Le rapport insiste au demeurant sur la massification des contrôles et la sophistication des méthodes : mise en place de services spécialisés, expansion continue des croisements de données avec des organismes publics mais aussi privés (Airbnb, le bon coin, banques des bénéficiaires…) pour vérifier les ressources des personnes, utilisation d’algorithmes pour établir les priorités des contrôles, dispositifs spécifiques pour des publics considérés comme à risque, retraités vivant à l’étranger, bénéficiaires du RSA contrôlés par les départements, qui demandent parfois des justificatifs tendant à vérifier que la personne ne reçoit pas de « libéralités » alors même qu’elle en aurait le droit.

Le rapport souligne d’abord certaines défaillances des procédures mises en place, notamment celles censées assurer la bonne information et compréhension des textes par les usagers : un organisme peut reprocher à une bénéficiaire d’aide sociale de ne pas avoir déclaré une aide de sa famille destinée à compenser les dépenses liées au handicap d’un enfant alors que celle-ci ne considère pas que cette aide est un revenu. Or, dans ce cas, si la personne ne répond pas ou n’explique pas la situation avec les bons arguments juridiques, elle sera sanctionnée. Des textes, ainsi celui sur l’obligation de la résidence stable et régulière, diffèrent selon les prestations et peuvent ne pas être compris. L’usager ne dispose pas ni de la Charte de contrôle ni du rapport d’enquête établi par la personne qui l’a contrôlé. L’information sur le fait que la décision est en partie fondée sur un contrôle algorithmique, pourtant obligatoire, n’est pas donnée. Quant aux règles qui permettent aux organismes sociaux la consultation des relevés bancaires des personnes bénéficiaires de prestations sociales, elles ne sont pas bien respectées. En outre, nombre de motivations des décisions sont insuffisantes, notamment parce qu’elles sont très succinctes : or, il appartient à la caisse d’expliquer précisément sur quels éléments elle se fonde pour que la personne incriminée puisse les contester. Enfin, la fraude, qui doit reposer sur l’intentionnalité et la mauvaise foi, n’est pas correctement qualifiée. Les caisses brouillent d’ailleurs parfois les pistes en arguant d’une « faute » ou d’une « déclaration fautive », tout en sanctionnant celle-ci comme fraude. La procédure contradictoire avant sanction n’est parfois pas respectée. Les usagers qui vont devant les commissions de recours des caisses ne sont que très rarement écoutés : la confiance va à la caisse.
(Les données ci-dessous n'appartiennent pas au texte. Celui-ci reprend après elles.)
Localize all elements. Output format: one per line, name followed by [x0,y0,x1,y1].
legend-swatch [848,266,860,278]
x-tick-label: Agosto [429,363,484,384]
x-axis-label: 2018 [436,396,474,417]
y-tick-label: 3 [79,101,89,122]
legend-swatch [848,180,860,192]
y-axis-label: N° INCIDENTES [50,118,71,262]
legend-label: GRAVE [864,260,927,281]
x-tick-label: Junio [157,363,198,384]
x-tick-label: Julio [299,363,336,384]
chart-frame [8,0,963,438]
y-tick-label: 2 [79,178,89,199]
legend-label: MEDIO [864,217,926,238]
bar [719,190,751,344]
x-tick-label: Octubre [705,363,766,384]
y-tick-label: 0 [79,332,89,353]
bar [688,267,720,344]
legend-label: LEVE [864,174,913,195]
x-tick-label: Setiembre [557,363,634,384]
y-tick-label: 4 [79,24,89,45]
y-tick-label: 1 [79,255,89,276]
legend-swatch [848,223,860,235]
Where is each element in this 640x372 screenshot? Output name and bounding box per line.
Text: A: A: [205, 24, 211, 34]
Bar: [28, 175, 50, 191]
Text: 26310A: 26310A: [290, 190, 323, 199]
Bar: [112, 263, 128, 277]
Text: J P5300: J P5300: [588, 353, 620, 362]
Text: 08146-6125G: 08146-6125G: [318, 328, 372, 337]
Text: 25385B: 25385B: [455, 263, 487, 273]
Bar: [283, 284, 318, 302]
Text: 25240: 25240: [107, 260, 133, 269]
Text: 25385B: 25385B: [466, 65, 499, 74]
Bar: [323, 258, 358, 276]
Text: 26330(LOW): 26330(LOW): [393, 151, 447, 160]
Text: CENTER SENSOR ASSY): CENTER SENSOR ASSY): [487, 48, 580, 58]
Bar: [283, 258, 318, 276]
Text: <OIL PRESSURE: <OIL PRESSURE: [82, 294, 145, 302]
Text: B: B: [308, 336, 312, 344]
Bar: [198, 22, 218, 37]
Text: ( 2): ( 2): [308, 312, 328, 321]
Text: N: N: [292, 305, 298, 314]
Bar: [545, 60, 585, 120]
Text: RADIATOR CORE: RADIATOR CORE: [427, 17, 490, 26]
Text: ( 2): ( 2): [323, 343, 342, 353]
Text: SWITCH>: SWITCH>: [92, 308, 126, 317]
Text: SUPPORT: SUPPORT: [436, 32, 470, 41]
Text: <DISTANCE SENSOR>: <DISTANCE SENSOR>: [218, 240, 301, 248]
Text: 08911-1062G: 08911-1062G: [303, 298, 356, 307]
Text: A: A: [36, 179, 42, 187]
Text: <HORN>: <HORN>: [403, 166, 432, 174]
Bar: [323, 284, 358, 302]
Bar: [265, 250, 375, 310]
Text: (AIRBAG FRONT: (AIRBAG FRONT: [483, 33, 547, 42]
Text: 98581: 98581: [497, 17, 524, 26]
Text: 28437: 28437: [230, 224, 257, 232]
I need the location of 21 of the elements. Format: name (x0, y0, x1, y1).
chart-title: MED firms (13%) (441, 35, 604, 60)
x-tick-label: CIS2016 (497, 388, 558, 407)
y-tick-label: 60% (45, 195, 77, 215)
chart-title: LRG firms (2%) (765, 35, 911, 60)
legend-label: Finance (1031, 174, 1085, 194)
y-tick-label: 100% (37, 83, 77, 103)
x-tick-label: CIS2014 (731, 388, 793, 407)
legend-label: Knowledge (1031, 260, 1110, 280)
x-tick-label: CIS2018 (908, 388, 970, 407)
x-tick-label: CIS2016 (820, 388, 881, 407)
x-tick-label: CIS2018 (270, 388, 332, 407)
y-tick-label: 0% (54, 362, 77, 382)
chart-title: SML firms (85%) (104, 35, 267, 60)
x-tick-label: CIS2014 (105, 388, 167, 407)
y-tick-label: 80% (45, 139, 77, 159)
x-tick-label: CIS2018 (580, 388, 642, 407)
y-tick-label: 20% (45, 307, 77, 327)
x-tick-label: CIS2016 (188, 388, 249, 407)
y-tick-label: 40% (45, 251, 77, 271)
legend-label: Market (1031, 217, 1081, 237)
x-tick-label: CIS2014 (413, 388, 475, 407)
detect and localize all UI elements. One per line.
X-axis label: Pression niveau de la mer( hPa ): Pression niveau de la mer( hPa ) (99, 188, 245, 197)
Enfin, les modalités de recouvrement des indus considérés comme frauduleux ne respectent pas toujours la garantie des « moyens convenables d’existence ».

En définitive, les contrôles pèsent surtout, de facto, sur les allocataires les plus précaires, jugés plus susceptibles que les autres de frauder, et les risques d’atteinte aux droits sont systématiquement minorés, la lutte contre la fraude étant considérée comme un impératif, pour beaucoup à cause de l’opinion publique : les ¾ des Français considèrent que nombreux sont les bénéficiaires qui perçoivent des allocations sans y avoir droit.

Les organismes devraient toutefois s’attacher à mieux informer les allocataires sur le droit (des efforts ont été faits dans certains cas), qualifier juridiquement la fraude, veiller à respecter le contradictoire, améliorer les motivations et bien mesurer les sanctions. La suggestion finale tend également à encourager la prévention : information accessible et intelligible, simplification du droit, enfin lutte contre le non recours aux droits.